State Bank of India, which has a negligible presence in construction finance for housing projects, is working out a framework which would cautiously increase its funding to the sector.
The country’s largest lender is slowly building a book on commercial real estate, Chairman CS Setty said, while stressing on accountability and transparency to be key in determining interest rates for such loans.
“So how do we work out on the construction (finance), particularly on the residential real estate, is something that we are working on. But it is also a fact that many of the people who have been aggressive on the residential real estate market have burned their hands,” he said, while reminding realtors of past cases of failures due to overleveraging.
For financing construction, residential real estate developers primarily depend on advances from customers in the form of bookings as institutional credit is hard to source. Developers also tap private financiers for project execution. However, with buyers preferring to move into projects nearing completion to avoid project execution risks, developers’ dependence on project finance is on the rise.

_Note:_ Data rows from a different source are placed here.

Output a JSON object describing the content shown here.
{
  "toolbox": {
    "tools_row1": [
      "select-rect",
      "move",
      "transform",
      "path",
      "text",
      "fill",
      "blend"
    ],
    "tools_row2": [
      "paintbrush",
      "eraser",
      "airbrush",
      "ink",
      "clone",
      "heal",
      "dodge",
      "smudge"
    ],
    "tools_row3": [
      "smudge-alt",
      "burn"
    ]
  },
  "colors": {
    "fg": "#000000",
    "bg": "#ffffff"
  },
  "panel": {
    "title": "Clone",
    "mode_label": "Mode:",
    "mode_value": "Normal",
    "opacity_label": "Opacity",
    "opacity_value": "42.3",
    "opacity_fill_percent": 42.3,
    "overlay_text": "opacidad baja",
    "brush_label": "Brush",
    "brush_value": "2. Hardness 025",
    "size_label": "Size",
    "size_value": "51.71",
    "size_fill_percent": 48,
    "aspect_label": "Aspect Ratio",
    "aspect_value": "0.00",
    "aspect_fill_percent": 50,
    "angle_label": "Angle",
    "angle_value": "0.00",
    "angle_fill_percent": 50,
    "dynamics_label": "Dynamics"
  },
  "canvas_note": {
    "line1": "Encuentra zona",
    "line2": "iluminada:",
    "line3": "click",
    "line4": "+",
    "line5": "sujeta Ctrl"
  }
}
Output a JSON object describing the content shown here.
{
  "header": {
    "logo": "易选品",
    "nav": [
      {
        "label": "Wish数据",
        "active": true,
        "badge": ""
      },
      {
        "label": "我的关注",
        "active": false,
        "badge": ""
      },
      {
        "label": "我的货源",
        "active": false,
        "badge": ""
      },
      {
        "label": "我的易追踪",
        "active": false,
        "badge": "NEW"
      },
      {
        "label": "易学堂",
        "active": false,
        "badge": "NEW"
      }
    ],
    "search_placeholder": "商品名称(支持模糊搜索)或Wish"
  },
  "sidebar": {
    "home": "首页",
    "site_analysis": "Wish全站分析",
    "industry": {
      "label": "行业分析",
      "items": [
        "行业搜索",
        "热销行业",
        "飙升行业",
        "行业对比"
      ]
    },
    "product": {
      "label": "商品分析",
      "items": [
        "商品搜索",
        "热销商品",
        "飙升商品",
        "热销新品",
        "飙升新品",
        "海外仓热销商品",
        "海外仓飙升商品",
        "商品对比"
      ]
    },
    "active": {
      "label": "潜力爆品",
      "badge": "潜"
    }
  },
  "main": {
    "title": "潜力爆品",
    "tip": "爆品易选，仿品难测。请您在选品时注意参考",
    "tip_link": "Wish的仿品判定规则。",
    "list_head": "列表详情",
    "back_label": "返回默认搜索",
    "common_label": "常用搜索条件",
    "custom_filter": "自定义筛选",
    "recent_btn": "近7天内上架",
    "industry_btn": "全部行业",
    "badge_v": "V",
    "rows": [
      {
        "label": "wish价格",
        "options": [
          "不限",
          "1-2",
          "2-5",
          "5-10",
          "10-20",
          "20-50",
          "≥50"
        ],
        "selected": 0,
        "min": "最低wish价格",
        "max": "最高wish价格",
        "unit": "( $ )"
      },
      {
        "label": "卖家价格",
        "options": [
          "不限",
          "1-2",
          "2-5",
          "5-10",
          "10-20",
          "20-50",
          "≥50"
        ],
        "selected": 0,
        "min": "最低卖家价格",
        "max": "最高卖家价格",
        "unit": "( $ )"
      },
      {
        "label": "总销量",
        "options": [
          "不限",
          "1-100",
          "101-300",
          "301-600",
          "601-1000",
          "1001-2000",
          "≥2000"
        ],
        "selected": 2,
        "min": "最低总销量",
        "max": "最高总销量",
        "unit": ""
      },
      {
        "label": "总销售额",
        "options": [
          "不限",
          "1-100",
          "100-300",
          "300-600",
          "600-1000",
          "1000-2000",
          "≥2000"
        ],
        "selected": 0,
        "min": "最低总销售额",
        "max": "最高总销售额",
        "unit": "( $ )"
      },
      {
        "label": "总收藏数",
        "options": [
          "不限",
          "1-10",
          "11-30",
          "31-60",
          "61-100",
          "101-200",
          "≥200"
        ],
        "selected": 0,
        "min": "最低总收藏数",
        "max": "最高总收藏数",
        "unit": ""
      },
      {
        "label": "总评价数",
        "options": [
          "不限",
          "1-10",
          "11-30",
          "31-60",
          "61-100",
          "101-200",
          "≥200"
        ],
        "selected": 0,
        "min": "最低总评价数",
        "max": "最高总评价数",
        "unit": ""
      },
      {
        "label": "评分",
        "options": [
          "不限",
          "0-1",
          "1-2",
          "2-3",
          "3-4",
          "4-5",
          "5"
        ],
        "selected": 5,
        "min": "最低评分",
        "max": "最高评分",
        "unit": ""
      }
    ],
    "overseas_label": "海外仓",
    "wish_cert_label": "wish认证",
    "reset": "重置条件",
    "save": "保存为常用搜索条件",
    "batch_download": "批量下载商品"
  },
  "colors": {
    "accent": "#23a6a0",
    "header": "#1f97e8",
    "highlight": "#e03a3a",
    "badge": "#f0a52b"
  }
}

“The stability in terms of transparency, in terms of project management, in terms of risk management, gives us some confidence....accountability is something that is going to give confidence to lenders like us, and you will be accessing the construction finance at a much affordable cost,” Setty said while speaking at an event organised by Credai, a body of real estate developers.
On commercial real estate, Setty said developers should ensure at least 40-50% commitment from potential tenants for the upcoming office space to avail construction finance.
“We would like a situation where we have a building but not occupied,” the SBI chairman said.
Asked about the reduction in interest rate on construction finance, Setty said it is linked to marginal cost of funds-based lending rate (MCLR) and revision in MCLR happens in sync with term deposit rates.
Earlier this month, the bank revised both the MCLR and fixed deposit rates for select buckets following the Reserve Bank of India’s announcement on 5 December of a repo rate cut by 25 basis points.
Setty advised non-banking financial companies (NBFCs) engaged in the housing finance sector to bring down their operational cost so that they can provide loans at cheaper rates.